Célestin se mit à rire.

« Est-ce que tu es en trains d'essayer de me faire passer un message là ? Parce que si oui, c'est pas des gros sabots que tu as aux pieds, c'est des moonboots...

- Oui, je sais fis-je en minaudant. Je déteste sortir l'estomac vide le matin. Tu peux me demander n'importe quoi, mais seulement une fois que j'ai pris mon café... Et mon jus d'orange... Et mon chausson aux pommes... Et mon croissant au beurre. »
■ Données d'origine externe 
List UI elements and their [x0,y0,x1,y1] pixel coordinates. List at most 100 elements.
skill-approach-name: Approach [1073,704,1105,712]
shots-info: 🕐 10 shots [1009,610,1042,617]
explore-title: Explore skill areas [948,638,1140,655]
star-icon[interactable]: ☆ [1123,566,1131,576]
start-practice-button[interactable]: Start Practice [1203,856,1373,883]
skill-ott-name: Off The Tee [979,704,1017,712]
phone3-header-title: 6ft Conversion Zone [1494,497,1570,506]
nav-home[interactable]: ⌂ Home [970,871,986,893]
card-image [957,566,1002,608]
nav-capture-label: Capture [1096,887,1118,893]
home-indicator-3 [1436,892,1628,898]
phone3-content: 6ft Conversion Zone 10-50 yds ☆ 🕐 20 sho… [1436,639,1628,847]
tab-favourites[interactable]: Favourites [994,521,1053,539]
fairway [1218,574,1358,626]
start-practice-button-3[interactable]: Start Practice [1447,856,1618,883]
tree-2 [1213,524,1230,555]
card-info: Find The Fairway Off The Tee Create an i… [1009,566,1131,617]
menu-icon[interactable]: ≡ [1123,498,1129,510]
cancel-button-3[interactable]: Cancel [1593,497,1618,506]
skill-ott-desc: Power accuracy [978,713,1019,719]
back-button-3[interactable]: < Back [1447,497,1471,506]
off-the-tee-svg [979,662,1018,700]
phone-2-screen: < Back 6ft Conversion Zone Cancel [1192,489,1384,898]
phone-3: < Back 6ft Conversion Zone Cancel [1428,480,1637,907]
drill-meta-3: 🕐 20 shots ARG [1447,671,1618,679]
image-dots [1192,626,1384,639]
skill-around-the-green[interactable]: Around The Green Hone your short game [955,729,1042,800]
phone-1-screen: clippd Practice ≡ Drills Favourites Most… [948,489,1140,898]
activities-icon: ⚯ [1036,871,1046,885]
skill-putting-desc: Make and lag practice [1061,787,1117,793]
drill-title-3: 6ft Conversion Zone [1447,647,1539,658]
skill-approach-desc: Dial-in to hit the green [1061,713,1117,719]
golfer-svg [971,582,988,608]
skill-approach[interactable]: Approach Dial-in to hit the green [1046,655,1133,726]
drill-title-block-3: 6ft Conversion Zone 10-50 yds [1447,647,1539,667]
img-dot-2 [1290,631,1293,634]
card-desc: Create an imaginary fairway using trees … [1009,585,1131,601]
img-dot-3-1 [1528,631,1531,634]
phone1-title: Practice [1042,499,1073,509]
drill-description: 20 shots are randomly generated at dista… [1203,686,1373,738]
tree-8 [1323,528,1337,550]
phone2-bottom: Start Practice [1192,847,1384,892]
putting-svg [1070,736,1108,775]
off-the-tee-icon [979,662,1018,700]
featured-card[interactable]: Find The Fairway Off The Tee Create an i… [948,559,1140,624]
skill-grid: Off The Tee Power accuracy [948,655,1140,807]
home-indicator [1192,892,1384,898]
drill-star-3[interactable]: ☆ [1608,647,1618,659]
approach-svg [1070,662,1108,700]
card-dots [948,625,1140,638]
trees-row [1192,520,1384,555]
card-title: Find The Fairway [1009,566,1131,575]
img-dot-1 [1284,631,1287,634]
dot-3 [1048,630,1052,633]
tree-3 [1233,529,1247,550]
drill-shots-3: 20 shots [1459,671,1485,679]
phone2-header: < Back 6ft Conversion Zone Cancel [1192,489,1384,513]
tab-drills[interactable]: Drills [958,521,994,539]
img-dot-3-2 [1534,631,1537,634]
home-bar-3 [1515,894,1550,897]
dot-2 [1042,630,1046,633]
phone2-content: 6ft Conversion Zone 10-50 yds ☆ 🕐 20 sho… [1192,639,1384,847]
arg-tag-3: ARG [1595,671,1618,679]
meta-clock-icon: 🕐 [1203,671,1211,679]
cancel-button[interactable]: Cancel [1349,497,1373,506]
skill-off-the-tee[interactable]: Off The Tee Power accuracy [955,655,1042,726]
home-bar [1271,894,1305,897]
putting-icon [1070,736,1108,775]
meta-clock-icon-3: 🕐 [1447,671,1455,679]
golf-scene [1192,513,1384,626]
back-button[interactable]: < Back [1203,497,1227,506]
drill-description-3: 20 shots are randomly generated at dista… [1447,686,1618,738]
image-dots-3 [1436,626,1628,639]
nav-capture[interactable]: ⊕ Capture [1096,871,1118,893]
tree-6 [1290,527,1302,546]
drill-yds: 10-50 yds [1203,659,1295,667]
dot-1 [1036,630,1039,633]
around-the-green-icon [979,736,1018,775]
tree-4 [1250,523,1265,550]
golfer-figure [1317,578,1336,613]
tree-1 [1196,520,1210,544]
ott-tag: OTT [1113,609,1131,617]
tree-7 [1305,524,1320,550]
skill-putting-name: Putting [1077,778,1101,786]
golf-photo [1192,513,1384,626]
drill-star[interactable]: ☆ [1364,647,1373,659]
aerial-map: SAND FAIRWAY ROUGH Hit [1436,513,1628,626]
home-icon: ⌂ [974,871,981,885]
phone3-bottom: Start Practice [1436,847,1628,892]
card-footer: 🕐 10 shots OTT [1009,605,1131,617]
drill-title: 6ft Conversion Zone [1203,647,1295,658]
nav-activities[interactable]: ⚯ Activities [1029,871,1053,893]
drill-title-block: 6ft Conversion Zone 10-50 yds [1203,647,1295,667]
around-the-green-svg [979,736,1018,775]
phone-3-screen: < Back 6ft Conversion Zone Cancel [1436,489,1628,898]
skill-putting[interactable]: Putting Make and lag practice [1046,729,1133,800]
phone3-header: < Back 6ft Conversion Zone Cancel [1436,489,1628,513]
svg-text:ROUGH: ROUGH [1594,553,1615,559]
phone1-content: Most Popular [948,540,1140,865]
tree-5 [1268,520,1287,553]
Je penchai la tête, pris mon air de Droopy et lançai des petits couinements plaintifs. Je mettai le paquet pour faire partir Célestin.

« C'est bon, n'en jette plus, j'y vais ! Message reçu cinq sur cinq, un chausson aux pommes et un croissant au beurre pour Madame. Mais tu as intérêt à ce que tout soit prêt à mon retour !

- Compte sur moi, c'est comme si c'était fait ! »

Célestin tourna les talons et sortit de la cuisine avec le sourire. Il serait de retour assez rapidement et je n'aurais pas trop de temps pour m'occuper d'Augustine et revenir tout préparer.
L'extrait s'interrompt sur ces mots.